Quantitative Detection of Human Tumor Necrosis Factor alpha by a Resonance Raman Enzyme-Linked Immunosorbent Assay

Tumor necrosis factor a is an inflammatory cytokine which has been linked with many infectious and inflammatory diseases. Detection and quantification of this key biomarker is commonly achieved by use of an enzyme-linked immunosorbent assay (ELISA). This fundamental technique uses the spectroscopic detection of a chromogen such as 3,3',5,5'-tetramethylbenzidine (TMB). Horseradish peroxidase (HRP), bound to the detection antibody, catalyzes the oxidation of TMB by hydrogen peroxide to generate colored products which may be measured spectrophotometrically. In this study we have used a conventional ELISA kit and shown that, by replacing the traditional colorimetric detection with resonance Raman spectroscopy, we can achieve 50 times lower detection limits and the potential for multiplexed analysis is increased.
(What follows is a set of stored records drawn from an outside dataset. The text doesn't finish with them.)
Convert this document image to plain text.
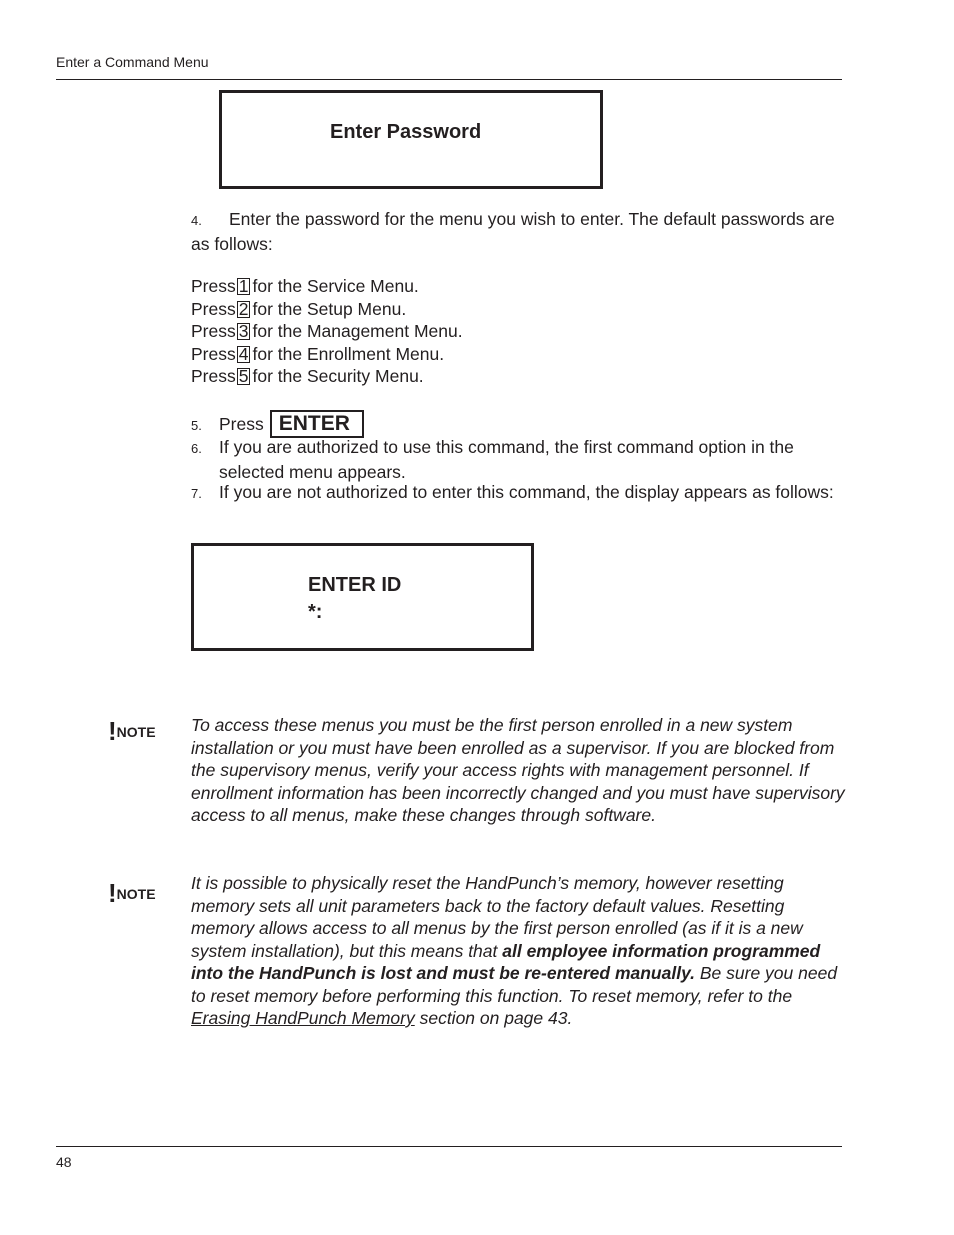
Enter a Command Menu
Enter Password
4. Enter the password for the menu you wish to enter. The default passwords are as follows:
Press 1 for the Service Menu.
Press 2 for the Setup Menu.
Press 3 for the Management Menu.
Press 4 for the Enrollment Menu.
Press 5 for the Security Menu.
5. Press ENTER
6. If you are authorized to use this command, the first command option in the selected menu appears.
7. If you are not authorized to enter this command, the display appears as follows:
ENTER ID
*:
!NOTE To access these menus you must be the first person enrolled in a new system installation or you must have been enrolled as a supervisor. If you are blocked from the supervisory menus, verify your access rights with management personnel. If enrollment information has been incorrectly changed and you must have supervisory access to all menus, make these changes through software.
!NOTE
It is possible to physically reset the HandPunch’s memory, however resetting memory sets all unit parameters back to the factory default values. Resetting memory allows access to all menus by the first person enrolled (as if it is a new system installation), but this means that all employee information programmed into the HandPunch is lost and must be re-entered manually. Be sure you need to reset memory before performing this function. To reset memory, refer to the Erasing HandPunch Memory section on page 43.
48
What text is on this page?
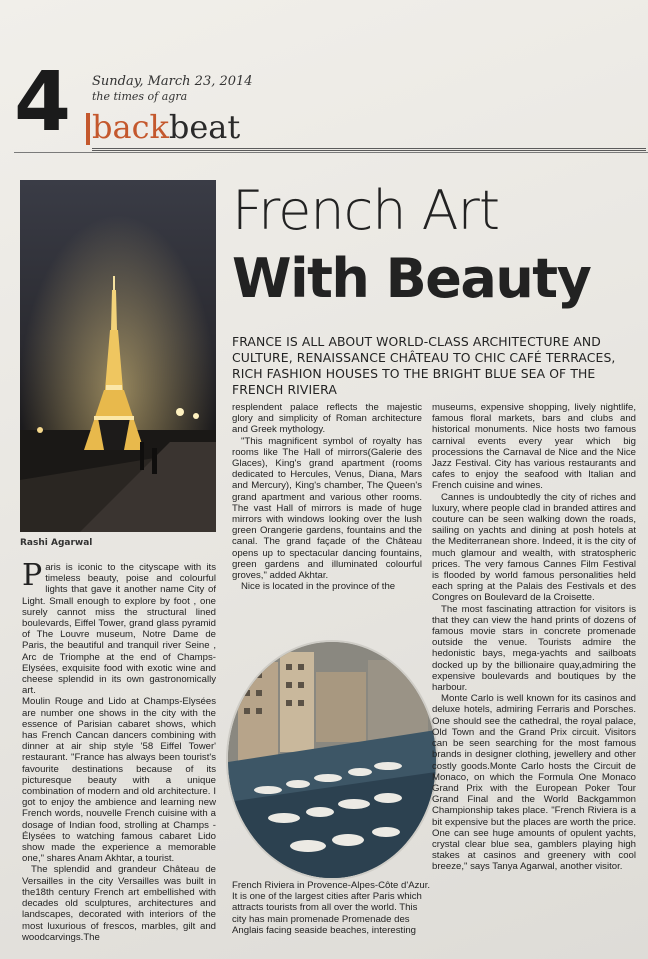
4 Sunday, March 23, 2014
the times of agra
backbeat
Rashi Agarwal
French Art
With Beauty
FRANCE IS ALL ABOUT WORLD-CLASS ARCHITECTURE AND CULTURE, RENAISSANCE CHÂTEAU TO CHIC CAFÉ TERRACES, RICH FASHION HOUSES TO THE BRIGHT BLUE SEA OF THE FRENCH RIVIERA

Paris is iconic to the cityscape with its timeless beauty, poise and colourful lights that gave it another name City of Light. Small enough to explore by foot , one surely cannot miss the structural lined boulevards, Eiffel Tower, grand glass pyramid of The Louvre museum, Notre Dame de Paris, the beautiful and tranquil river Seine , Arc de Triomphe at the end of Champs-Elysées, exquisite food with exotic wine and cheese splendid in its own gastronomically art.

Moulin Rouge and Lido at Champs-Elysées are number one shows in the city with the essence of Parisian cabaret shows, which has French Cancan dancers combining with dinner at air ship style '58 Eiffel Tower' restaurant. "France has always been tourist's favourite destinations because of its picturesque beauty with a unique combination of modern and old architecture. I got to enjoy the ambience and learning new French words, nouvelle French cuisine with a dosage of Indian food, strolling at Champs - Élysées to watching famous cabaret Lido show made the experience a memorable one," shares Anam Akhtar, a tourist.

The splendid and grandeur Château de Versailles in the city Versailles was built in the18th century French art embellished with decades old sculptures, architectures and landscapes, decorated with interiors of the most luxurious of frescos, marbles, gilt and woodcarvings.The

resplendent palace reflects the majestic glory and simplicity of Roman architecture and Greek mythology.

"This magnificent symbol of royalty has rooms like The Hall of mirrors(Galerie des Glaces), King's grand apartment (rooms dedicated to Hercules, Venus, Diana, Mars and Mercury), King's chamber, The Queen's grand apartment and various other rooms. The vast Hall of mirrors is made of huge mirrors with windows looking over the lush green Orangerie gardens, fountains and the canal. The grand façade of the Château opens up to spectacular dancing fountains, green gardens and illuminated colourful groves," added Akhtar.

Nice is located in the province of the

French Riviera in Provence-Alpes-Côte d'Azur.
It is one of the largest cities after Paris which
attracts tourists from all over the world. This
city has main promenade Promenade des
Anglais facing seaside beaches, interesting

museums, expensive shopping, lively nightlife, famous floral markets, bars and clubs and historical monuments. Nice hosts two famous carnival events every year which big processions the Carnaval de Nice and the Nice Jazz Festival. City has various restaurants and cafes to enjoy the seafood with Italian and French cuisine and wines.

Cannes is undoubtedly the city of riches and luxury, where people clad in branded attires and couture can be seen walking down the roads, sailing on yachts and dining at posh hotels at the Mediterranean shore. Indeed, it is the city of much glamour and wealth, with stratospheric prices. The very famous Cannes Film Festival is flooded by world famous personalities held each spring at the Palais des Festivals et des Congres on Boulevard de la Croisette.

The most fascinating attraction for visitors is that they can view the hand prints of dozens of famous movie stars in concrete promenade outside the venue. Tourists admire the hedonistic bays, mega-yachts and sailboats docked up by the billionaire quay,admiring the expensive boulevards and boutiques by the harbour.

Monte Carlo is well known for its casinos and deluxe hotels, admiring Ferraris and Porsches. One should see the cathedral, the royal palace, Old Town and the Grand Prix circuit. Visitors can be seen searching for the most famous brands in designer clothing, jewellery and other costly goods.Monte Carlo hosts the Circuit de Monaco, on which the Formula One Monaco Grand Prix with the European Poker Tour Grand Final and the World Backgammon Championship takes place. "French Riviera is a bit expensive but the places are worth the price. One can see huge amounts of opulent yachts, crystal clear blue sea, gamblers playing high stakes at casinos and greenery with cool breeze," says Tanya Agarwal, another visitor.
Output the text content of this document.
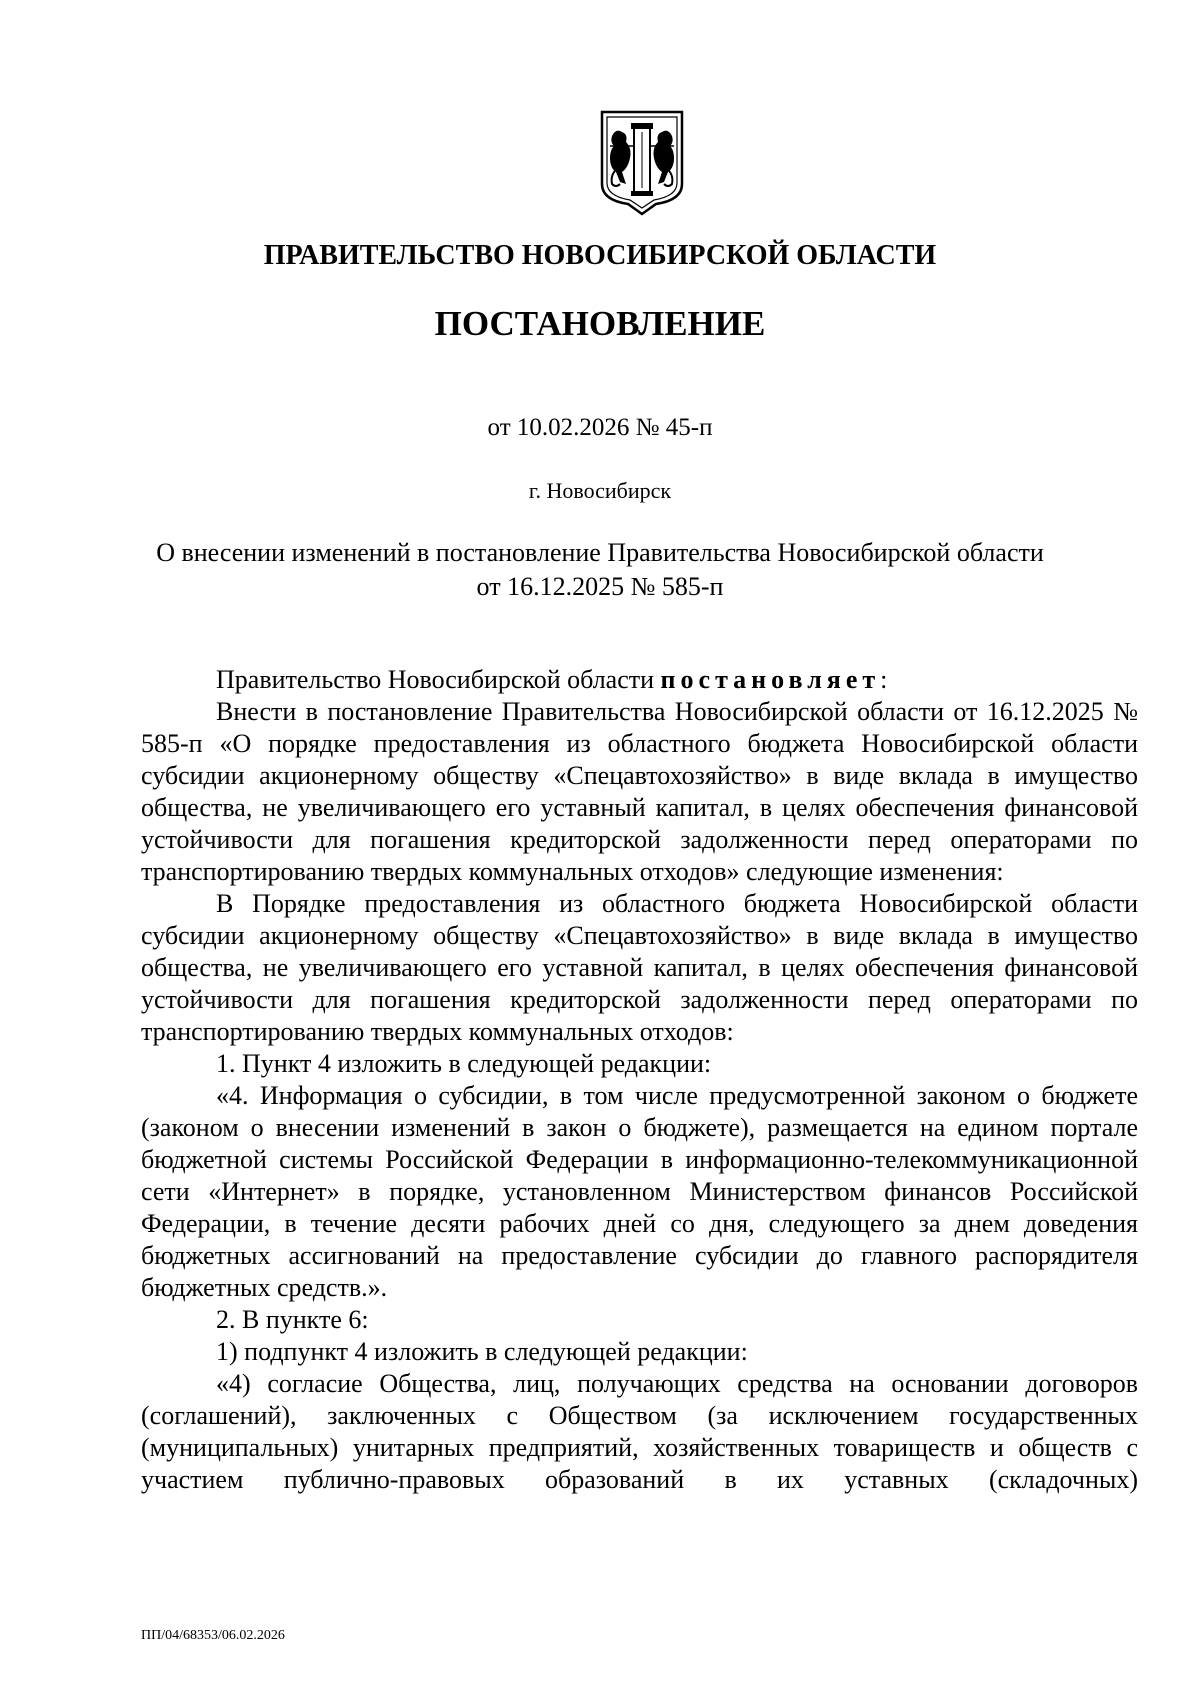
ПРАВИТЕЛЬСТВО НОВОСИБИРСКОЙ ОБЛАСТИ
ПОСТАНОВЛЕНИЕ
от 10.02.2026 № 45-п
г. Новосибирск
О внесении изменений в постановление Правительства Новосибирской области
от 16.12.2025 № 585-п

Правительство Новосибирской области постановляет:

Внести в постановление Правительства Новосибирской области от 16.12.2025 № 585-п «О порядке предоставления из областного бюджета Новосибирской области субсидии акционерному обществу «Спецавтохозяйство» в виде вклада в имущество общества, не увеличивающего его уставный капитал, в целях обеспечения финансовой устойчивости для погашения кредиторской задолженности перед операторами по транспортированию твердых коммунальных отходов» следующие изменения:

В Порядке предоставления из областного бюджета Новосибирской области субсидии акционерному обществу «Спецавтохозяйство» в виде вклада в имущество общества, не увеличивающего его уставной капитал, в целях обеспечения финансовой устойчивости для погашения кредиторской задолженности перед операторами по транспортированию твердых коммунальных отходов:

1. Пункт 4 изложить в следующей редакции:

«4. Информация о субсидии, в том числе предусмотренной законом о бюджете (законом о внесении изменений в закон о бюджете), размещается на едином портале бюджетной системы Российской Федерации в информационно-телекоммуникационной сети «Интернет» в порядке, установленном Министерством финансов Российской Федерации, в течение десяти рабочих дней со дня, следующего за днем доведения бюджетных ассигнований на предоставление субсидии до главного распорядителя бюджетных средств.».

2. В пункте 6:

1) подпункт 4 изложить в следующей редакции:

«4) согласие Общества, лиц, получающих средства на основании договоров (соглашений), заключенных с Обществом (за исключением государственных (муниципальных) унитарных предприятий, хозяйственных товариществ и обществ с участием публично-правовых образований в их уставных (складочных)

ПП/04/68353/06.02.2026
In this approach, the laser wavelength was tuned to be in resonance with an electronic transition of the oxidized TMB. The relative intensity of the enhanced Raman bands is proportional to the amount of TMB, thus providing a means of improved quantification. Furthermore, TMB is one of the most widely used chromogenic substrates for HRP-based detection and commercial ELISA test kits, indicating that this detection technique is applicable to a large number of target analytes.